Maybe the best part about almost dying is not getting a new car, last post aside.

It's the coming back to life part.

This is a slow process that I'm speaking of, gradual, like falling in love with someone shy. It may take years, even. I tangle with death as I sleep through yet another day, in bed with no visitors. I sigh, forlorn, looking out the window at the sun as it falls across the spruce trees. I wrestle with the shell of my former life, now empty of all of the places I used to go, people I used to see, things I used to fill it up with in the name of keeping busy.

What is left?

Freedom. Like making it onto the plane just before they close the cabin doors. Like getting the heck out of dodge.

Maybe I exaggerate a little about the almost dying part; some would say no, but who could tell really? Maybe I wasn't actually that close to what Mary Oliver calls "the cloud-boat" in that moment when my car was hit. No doubt, though--I was living, before the accident, under death's thumb day by day, wasting away.

Monday, August 18, 2008

If something good comes from tragedy

I get a shiny new car. Not brand new, but new to me.

My head is still spinning, I am extremely exhausted, and I feel like I’m going to puke or pass out, maybe both. But still, there is this Subaru Impreza before me, pulsing and gleaming in the July heat the way no car has ever done before. I imagine I know what a 16-year-old boy with a new sports car must feel like. Here she is, perfect and dentless and royal blue, only very gently worn. My body fits her seats like favorite clothes. Her engine doesn’t rev, it laughs.

Rose. I shall call her Rose, The Blue Flame.

Rose and I shall venture now, off into a new life.

Monday, June 9, 2008

Approaching

Now we have come to the stars.

Beside me, Jenarden speaks of a solar electric system in Hooper that runs on 800 million watts.

Huh?

But I make no effort to ask him.

Instead, my mind is drifting out. Past the solar electricity, past the solar system. I am hushed and dazzled by dark, where stars surface around us the way divers rise. I'm in a jar of night stirred through with diamonds.

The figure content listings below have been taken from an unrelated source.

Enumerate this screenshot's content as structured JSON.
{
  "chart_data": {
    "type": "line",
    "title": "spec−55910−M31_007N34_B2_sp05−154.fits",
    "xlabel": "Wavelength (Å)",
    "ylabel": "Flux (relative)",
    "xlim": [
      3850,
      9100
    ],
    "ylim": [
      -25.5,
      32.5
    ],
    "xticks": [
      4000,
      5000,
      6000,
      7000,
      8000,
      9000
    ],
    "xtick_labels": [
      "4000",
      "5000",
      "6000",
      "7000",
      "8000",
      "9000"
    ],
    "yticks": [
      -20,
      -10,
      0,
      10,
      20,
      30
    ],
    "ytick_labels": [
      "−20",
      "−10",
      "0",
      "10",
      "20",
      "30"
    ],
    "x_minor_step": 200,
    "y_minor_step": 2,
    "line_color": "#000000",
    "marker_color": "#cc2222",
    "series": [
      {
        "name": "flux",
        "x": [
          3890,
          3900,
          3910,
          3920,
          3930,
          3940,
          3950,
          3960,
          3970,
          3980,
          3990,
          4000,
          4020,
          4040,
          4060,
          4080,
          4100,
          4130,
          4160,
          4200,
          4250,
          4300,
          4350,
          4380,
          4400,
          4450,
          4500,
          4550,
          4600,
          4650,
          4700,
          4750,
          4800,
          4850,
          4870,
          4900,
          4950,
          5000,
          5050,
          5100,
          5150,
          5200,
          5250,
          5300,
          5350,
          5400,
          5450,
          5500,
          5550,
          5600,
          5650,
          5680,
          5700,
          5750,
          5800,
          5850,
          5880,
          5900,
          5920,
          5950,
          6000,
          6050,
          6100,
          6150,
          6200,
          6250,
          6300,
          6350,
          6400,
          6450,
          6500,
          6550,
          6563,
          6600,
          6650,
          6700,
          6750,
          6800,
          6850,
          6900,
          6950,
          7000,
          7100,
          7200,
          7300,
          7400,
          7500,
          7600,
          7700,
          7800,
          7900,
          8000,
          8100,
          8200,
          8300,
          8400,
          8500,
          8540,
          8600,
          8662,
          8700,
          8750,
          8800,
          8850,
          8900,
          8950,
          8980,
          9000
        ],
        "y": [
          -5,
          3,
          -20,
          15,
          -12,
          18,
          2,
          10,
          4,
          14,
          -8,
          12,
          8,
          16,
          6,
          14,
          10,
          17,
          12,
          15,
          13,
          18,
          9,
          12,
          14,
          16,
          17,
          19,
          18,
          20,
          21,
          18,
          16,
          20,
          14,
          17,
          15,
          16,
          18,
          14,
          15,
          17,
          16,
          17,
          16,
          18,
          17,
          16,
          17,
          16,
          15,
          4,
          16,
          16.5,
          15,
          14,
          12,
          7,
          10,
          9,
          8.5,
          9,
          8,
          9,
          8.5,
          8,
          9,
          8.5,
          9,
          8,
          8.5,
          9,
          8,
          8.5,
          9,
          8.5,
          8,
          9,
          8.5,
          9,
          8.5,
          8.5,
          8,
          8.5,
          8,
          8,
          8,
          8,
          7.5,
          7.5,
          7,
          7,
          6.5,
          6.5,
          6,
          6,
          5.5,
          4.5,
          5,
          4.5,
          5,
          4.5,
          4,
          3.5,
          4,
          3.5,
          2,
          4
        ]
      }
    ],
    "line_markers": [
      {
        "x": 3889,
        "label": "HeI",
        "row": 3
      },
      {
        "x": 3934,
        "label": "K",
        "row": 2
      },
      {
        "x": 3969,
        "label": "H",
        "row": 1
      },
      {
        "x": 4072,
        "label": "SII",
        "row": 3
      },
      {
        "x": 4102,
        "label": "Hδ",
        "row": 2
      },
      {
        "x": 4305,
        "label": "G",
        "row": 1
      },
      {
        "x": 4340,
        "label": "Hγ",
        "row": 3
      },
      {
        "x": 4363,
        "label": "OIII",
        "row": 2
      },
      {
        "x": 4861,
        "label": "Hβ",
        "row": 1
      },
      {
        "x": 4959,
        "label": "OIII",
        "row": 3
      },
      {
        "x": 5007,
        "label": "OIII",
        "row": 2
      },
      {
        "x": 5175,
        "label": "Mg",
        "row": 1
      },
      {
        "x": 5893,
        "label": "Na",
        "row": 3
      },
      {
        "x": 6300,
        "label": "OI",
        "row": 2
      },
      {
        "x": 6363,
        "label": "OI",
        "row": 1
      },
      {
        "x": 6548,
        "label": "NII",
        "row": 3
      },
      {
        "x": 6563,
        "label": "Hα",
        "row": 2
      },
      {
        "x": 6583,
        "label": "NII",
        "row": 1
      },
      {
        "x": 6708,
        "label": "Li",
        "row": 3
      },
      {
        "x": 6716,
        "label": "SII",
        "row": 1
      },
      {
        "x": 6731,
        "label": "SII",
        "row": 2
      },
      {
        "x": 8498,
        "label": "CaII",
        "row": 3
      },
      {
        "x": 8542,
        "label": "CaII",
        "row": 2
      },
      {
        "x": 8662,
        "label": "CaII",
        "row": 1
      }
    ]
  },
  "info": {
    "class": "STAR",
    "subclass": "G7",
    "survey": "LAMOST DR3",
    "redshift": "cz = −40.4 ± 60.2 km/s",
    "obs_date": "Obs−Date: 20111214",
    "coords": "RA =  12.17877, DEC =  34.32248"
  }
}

I am plugged in to eternity.

Scorpio climbs on the right.

Everyone says this when they come to Crestone: "I never knew there were so many stars." I would add, "or so much beauty in this world."

Sunday, June 8, 2008

Riding

Curves of empty highway wend through the silk of dusk. We pass an antelope grazing on the right, and I think of the elk we saw earlier. With the next curve, the silver of water lays across the basin below us the way ribbons blow across a woman's hair. The Rockies, the San Juans, the Sangre de Cristos--peak follows peak on every side. We are wrapped in mountains.

In the front seat, Shivdhun is eating popcorn. He bought a 24" bag where a tall, skinny cowboy blasts his pistol at the zigzag opening of the paper. Just inside the cowboy's lasso, the words: "Texas-sized popcorn." Barbara asks Shivdhun, "Is your arm long enough to make it to the bottom of that bag?"

We passed the Dinky Dairy just a few miles back.

In a few hours, we'll be in Crestone.